Opuscula Math. 37, no. 4 (), 617-639
http://dx.doi.org/10.7494/OpMath.2017.37.4.617
Opuscula Mathematica

# Fan's condition on induced subgraphs for circumference and pancyclicity

Abstract. Let $$\mathcal{H}$$ be a family of simple graphs and $$k$$ be a positive integer.

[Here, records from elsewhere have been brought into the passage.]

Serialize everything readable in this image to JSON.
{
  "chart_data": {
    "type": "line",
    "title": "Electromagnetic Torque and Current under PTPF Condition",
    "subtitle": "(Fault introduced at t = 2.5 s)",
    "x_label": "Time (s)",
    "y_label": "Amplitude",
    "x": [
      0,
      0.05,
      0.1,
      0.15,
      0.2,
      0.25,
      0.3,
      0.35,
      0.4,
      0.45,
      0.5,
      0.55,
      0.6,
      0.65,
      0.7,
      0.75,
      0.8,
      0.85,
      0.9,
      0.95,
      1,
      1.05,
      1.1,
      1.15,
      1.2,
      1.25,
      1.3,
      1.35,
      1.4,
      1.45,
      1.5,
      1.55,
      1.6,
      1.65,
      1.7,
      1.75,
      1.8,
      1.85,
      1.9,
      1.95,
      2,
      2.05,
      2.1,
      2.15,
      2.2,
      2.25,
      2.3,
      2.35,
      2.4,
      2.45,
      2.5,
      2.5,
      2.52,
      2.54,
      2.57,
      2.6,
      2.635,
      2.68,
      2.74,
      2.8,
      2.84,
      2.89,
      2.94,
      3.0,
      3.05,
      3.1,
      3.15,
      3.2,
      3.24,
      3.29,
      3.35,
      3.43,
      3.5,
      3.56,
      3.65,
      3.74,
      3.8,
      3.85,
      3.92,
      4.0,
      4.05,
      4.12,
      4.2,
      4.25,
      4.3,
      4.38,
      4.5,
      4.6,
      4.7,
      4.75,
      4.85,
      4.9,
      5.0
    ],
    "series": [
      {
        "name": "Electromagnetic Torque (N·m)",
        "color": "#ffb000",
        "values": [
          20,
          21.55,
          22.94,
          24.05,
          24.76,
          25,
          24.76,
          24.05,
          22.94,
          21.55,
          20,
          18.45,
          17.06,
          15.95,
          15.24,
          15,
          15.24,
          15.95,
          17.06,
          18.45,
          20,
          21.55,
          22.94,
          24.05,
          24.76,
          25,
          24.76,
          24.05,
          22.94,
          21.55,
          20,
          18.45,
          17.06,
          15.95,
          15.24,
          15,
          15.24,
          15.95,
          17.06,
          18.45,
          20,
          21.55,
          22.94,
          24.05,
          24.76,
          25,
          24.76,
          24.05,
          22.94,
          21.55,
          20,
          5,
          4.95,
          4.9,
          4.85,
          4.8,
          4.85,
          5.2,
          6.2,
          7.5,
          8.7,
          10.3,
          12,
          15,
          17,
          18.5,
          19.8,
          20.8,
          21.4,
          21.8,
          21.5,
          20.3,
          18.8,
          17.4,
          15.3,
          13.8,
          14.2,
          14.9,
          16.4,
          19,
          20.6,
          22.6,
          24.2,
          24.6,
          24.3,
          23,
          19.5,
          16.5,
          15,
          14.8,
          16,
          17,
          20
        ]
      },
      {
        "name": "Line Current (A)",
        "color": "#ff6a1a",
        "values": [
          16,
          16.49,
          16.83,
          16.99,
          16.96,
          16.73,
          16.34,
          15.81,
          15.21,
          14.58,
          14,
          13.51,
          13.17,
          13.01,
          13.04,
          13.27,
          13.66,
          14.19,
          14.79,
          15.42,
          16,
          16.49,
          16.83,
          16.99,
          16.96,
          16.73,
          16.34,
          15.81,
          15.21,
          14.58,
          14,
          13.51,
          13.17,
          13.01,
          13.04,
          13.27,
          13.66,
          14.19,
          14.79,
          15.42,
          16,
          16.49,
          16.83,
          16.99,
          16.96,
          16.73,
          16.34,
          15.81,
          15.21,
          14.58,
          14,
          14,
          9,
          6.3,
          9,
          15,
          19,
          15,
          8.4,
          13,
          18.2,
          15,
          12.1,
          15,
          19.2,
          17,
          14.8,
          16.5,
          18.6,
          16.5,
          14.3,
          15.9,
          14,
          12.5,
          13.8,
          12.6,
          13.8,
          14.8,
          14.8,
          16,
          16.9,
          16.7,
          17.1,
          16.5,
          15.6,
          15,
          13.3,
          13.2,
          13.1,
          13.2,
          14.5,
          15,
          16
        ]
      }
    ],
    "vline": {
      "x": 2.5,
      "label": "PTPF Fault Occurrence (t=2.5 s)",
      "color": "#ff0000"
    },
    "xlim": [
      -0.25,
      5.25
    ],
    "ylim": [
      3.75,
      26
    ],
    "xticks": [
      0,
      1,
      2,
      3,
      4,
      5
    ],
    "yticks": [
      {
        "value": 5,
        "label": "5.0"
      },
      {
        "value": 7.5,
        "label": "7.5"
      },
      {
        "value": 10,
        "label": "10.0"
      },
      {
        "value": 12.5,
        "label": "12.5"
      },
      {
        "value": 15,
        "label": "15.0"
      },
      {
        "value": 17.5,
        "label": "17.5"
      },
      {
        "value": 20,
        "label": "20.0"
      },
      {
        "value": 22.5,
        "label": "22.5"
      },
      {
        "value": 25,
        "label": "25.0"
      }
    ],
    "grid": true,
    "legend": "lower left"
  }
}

We say that a graph $$G$$ of order $$n\geq k$$ satisfies Fan's condition with respect to $$\mathcal{H}$$ with constant $$k$$, if for every induced subgraph $$H$$ of $$G$$ isomorphic to any of the graphs from $$\mathcal{H}$$ the following holds: $\forall u,v\in V(H)\colon d_H(u,v)=2\,\Rightarrow \max\{d_G(u),d_G(v)\}\geq k/2.$ If $$G$$ satisfies the above condition, we write $$G\in\mathcal{F}(\mathcal{H},k)$$. In this paper we show that if $$G$$ is $$2$$-connected and $$G\in\mathcal{F}(\{K_{1,3},P_4\},k)$$, then $$G$$ contains a cycle of length at least $$k$$, and that if $$G\in\mathcal{F}(\{K_{1,3},P_4\},n)$$, then $$G$$ is pancyclic with some exceptions. As corollaries we obtain the previous results by Fan, Benhocine and Wojda, and Ning.
Keywords: Fan's condition, circumference, hamiltonian cycle, pancyclicity.
Mathematics Subject Classification: 05C38, 05C45.